DNA accessibility is not the primary determinant of chromatin mediated gene regulation

CHEREJI, RAZVAN V.; PETER R ERIKSSON; JOSEFINA OCAMPO; CLARK, DAVID J.

Cold Spring Harbor

Congreso; Nuclear organization and function; 2018

Cold Spring Harbor

Genomic DNA is packaged into chromatin, which is composed of regularly spaced nucleosomes and folded into higher order structures, limiting DNA accessibility. DNA accessibility is thought to be of major importance in regulating gene expression. Here we test the hypothesis that chromatin compaction decreases DNA accessibility, using a restriction enzyme as a sequence-specific probe of chromatin structure in nuclei and as a proxy for transcription factors. We measured the rate of digestion and the final fraction of accessible DNA at all genomic AluI sites in haploid budding yeast and mouse liver nuclei. At essentially all AluI sites in all genomic regions, digestion eventually reaches a plateau, beyond which it is completely blocked. The plateau value represents the fraction of cells in which a given AluI site is accessible. The average value for AluI sites in yeast genes is ~25%, indicating that they are accessible in about one in four cells.
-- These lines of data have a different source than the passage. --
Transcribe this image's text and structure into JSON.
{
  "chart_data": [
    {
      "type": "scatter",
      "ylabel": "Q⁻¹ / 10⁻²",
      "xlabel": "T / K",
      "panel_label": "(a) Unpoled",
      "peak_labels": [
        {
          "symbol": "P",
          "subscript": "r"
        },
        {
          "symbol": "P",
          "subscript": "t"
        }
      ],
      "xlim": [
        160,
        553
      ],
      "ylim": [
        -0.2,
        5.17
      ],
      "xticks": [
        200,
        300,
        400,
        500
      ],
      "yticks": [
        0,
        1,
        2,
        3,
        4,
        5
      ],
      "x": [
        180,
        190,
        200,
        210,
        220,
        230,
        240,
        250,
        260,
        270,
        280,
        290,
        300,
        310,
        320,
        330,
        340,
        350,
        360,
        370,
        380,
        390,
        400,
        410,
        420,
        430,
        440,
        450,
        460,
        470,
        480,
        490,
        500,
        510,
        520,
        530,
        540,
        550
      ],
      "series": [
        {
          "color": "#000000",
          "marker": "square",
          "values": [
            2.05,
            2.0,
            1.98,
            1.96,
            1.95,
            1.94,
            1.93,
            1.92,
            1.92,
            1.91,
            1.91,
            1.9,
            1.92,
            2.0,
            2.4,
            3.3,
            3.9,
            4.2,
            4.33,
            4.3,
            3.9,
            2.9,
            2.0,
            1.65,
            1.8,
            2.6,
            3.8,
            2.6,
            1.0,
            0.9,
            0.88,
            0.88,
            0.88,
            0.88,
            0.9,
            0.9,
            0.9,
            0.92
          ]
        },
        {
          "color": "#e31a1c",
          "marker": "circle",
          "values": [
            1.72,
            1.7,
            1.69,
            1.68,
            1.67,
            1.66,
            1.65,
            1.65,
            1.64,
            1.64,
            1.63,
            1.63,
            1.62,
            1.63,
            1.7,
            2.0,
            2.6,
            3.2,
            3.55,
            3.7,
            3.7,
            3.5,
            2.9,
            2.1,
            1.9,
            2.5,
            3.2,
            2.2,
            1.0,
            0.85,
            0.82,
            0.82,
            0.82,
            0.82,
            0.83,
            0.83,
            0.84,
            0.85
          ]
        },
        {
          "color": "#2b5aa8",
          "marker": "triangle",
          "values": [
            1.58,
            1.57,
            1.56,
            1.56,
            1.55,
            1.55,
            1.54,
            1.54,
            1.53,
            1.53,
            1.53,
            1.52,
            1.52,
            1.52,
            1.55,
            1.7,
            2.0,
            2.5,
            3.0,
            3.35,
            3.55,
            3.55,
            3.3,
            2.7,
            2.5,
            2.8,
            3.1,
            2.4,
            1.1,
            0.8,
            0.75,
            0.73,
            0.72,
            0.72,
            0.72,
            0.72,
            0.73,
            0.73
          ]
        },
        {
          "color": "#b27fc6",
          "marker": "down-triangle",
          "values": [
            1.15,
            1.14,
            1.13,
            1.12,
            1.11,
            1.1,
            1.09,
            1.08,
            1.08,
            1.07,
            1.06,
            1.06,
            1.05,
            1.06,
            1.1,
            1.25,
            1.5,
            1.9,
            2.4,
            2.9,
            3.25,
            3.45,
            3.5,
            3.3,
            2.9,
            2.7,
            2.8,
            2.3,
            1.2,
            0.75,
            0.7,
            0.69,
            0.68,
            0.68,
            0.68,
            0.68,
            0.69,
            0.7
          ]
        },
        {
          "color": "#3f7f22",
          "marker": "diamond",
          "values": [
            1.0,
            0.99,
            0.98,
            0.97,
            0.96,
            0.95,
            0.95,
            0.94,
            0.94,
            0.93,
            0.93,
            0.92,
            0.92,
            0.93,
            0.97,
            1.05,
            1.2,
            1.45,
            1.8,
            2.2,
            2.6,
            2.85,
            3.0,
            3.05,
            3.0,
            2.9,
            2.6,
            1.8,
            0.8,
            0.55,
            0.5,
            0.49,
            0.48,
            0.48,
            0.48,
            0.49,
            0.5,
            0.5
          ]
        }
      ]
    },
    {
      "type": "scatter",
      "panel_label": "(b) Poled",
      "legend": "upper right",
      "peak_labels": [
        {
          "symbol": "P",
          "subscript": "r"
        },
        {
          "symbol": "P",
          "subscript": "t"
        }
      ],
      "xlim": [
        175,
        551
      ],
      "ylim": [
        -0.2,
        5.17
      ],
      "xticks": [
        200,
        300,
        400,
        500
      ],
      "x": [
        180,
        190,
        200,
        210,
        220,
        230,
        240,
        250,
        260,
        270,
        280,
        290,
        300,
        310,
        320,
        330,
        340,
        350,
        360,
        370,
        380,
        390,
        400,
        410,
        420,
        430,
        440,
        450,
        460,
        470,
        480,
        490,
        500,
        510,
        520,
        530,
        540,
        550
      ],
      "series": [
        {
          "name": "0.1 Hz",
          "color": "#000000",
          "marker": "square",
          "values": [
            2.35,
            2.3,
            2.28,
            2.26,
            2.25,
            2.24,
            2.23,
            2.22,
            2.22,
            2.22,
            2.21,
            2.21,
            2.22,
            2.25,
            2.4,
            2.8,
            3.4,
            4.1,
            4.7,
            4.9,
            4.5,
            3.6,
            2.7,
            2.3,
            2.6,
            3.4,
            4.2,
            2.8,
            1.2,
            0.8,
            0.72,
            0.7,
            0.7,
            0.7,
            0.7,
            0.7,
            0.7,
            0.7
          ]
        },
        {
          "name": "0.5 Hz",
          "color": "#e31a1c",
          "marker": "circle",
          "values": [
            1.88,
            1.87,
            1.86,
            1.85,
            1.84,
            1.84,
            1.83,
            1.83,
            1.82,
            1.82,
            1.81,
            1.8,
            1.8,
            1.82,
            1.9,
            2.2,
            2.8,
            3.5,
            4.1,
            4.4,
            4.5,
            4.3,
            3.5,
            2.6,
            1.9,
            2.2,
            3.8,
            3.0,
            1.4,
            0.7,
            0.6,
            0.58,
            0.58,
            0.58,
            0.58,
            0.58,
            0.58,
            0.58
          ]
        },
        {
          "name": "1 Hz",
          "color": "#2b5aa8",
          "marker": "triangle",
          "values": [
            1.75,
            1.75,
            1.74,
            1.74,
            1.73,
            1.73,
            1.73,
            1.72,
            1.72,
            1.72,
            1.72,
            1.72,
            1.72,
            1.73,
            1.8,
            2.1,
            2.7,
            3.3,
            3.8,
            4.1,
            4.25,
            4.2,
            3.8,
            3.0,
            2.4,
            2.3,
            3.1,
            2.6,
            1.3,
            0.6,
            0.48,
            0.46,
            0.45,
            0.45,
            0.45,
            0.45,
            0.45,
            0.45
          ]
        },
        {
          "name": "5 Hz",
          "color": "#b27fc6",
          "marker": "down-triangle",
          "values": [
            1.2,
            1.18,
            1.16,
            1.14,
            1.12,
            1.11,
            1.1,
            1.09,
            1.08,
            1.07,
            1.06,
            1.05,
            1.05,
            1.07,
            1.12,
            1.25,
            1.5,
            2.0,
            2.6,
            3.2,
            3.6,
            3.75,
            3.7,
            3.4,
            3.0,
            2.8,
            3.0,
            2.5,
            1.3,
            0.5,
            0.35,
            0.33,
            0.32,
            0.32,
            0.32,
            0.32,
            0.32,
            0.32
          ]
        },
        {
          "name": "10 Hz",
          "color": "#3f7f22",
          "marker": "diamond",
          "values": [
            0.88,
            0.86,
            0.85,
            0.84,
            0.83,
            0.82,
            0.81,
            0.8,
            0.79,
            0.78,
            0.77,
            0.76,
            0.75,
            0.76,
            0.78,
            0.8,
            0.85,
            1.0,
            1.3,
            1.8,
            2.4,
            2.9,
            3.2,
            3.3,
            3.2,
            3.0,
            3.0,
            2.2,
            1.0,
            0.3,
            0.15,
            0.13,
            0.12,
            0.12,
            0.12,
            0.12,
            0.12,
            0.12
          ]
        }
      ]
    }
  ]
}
This value can be explained by an average nucleosome spacing of 165 bp (the yeast repeat length), if digestion is limited to AluI sites located in the linker and just inside the nucleosome, and if the inner core of the nucleosome is completely resistant. Although yeast promoters are strongly nucleosome-depleted, promoter AluI sites are accessible in only about half of the cells, implying the presence of protective non-histone complexes. Mouse hepatocytes exhibit the same features, except that genes are ~32% accessible, consistent with longer nucleosome spacing. Mouse genes are therefore generally more accessible than yeast genes. Surprisingly, the accessibility of mouse genes is largely independent of transcriptional activity, such that active and poised genes have similar average accessibility to inactive genes. Heterochromatin is digested more slowly, but its accessibility is similar to that of active genes, indicating that extreme compaction increases the time required to penetrate the structure, but does not affect the fraction of accessible sites. We conclude that DNA accessibility is determined primarily by the average nucleosome spacing, except at active promoters, where other factors are also important. Cell-to-cell heterogeneity in accessibility has major implications for chromatin models of gene regulation: a transcription factor binding site is likely to be blocked in most cells, but not in all cells, in a population, guaranteeing neither activation nor repression.